I, too, have one of those jobs that looks like it could afford me a “summer off.” After all, I don’t teach after early May, so I have no particular schedule to meet. Yet this summer I am actually taking a planned family vacation of more than just a few days for the first time in I can’t remember how many years. How does this happen?
First of all, as both Aeron and Susan have already noted, faculty, much like folks who are self-employed, are rarely “off.” Now, it’s true, faculty have contracts and pay that tends to keep coming in even if we’re not billing hours—that’s a big difference from being self-employed, and one I’m frequently grateful for. Still, in order to be where I want to be in my career — prepared for my classes, on top of my research, a contributing member of a scholarly community — I must work during the summer. And that’s not even considering my administrative duties, which continue—though they are lessened — over breaks.
This May I ran two faculty development workshops and participated in a third — that pretty much ate up May, though in the one week when I wasn’t doing faculty development I finished up some end-of-year materials and started working on a paper. In June, I’ve been writing a paper for a conference (later this week) and dealing with various administrative tasks that have carried over from the spring semester, while also getting started on preparations for fall. Even meetings continue during the summer — I just had one today!
In the meantime, my son just graduated from middle school, and my daughter has embarked on her first summer "away," working on a research project up at school. She’s working this summer much in the way I am: on a self-directed schedule, mostly planning her own time, and enjoying the flexibility that such work brings. My son, on the other hand, will actually have a job (at least a volunteer one) for the first time this summer: for two weeks, right after we return from vacation, he’s going to help out at a day camp he’s attended for several years. He’ll be on the same schedule he was on as a camper, but this time he’ll be one of the helpers. Of course, this means his dad and I need to accommodate his schedule as well — luckily, his camp is on my campus, so we’ll be commuting together for a few weeks and I’ll be working pretty regular hours while he gets his first taste of working life.

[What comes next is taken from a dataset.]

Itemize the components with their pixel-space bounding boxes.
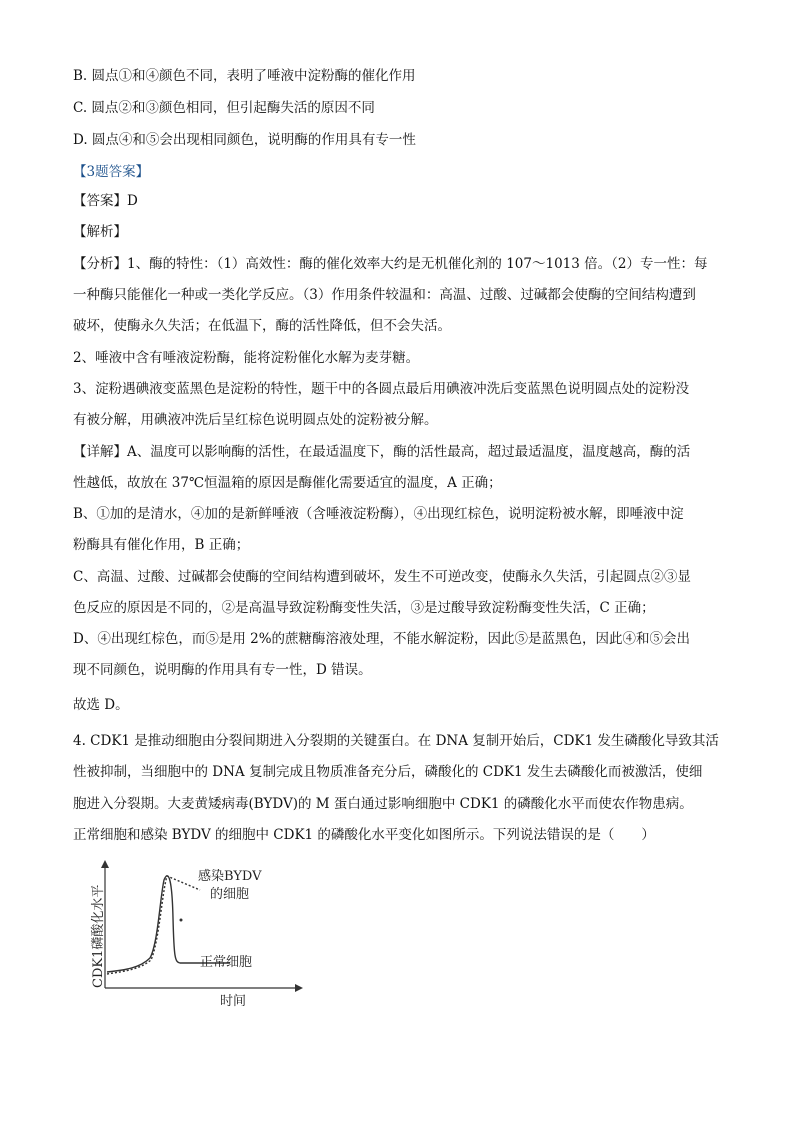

I worry sometimes that my kids don’t have a realistic picture of the working world. After all, they’ve grown up with parents with flexible schedules, and much of our work is invisible to them. The fact that Mariah’s job this summer is so much like mine both amuses and slightly worries me — does she think it will always be this way? It wasn’t for me — like Susan, I worked multiple summer jobs, mostly in child care and food service, while I was in both high school and college. Will Nick’s two weeks make him want to come back for more, or will he, too, start casting about for more flexible hours — and pay the financial price for that choice? It’s too soon to tell. In the meantime, we do have that vacation coming up — it’s the first time in a while that the time and money have both been available at the same time. I plan to enjoy every minute of it, and then get back to work, even if it doesn’t look like it, again.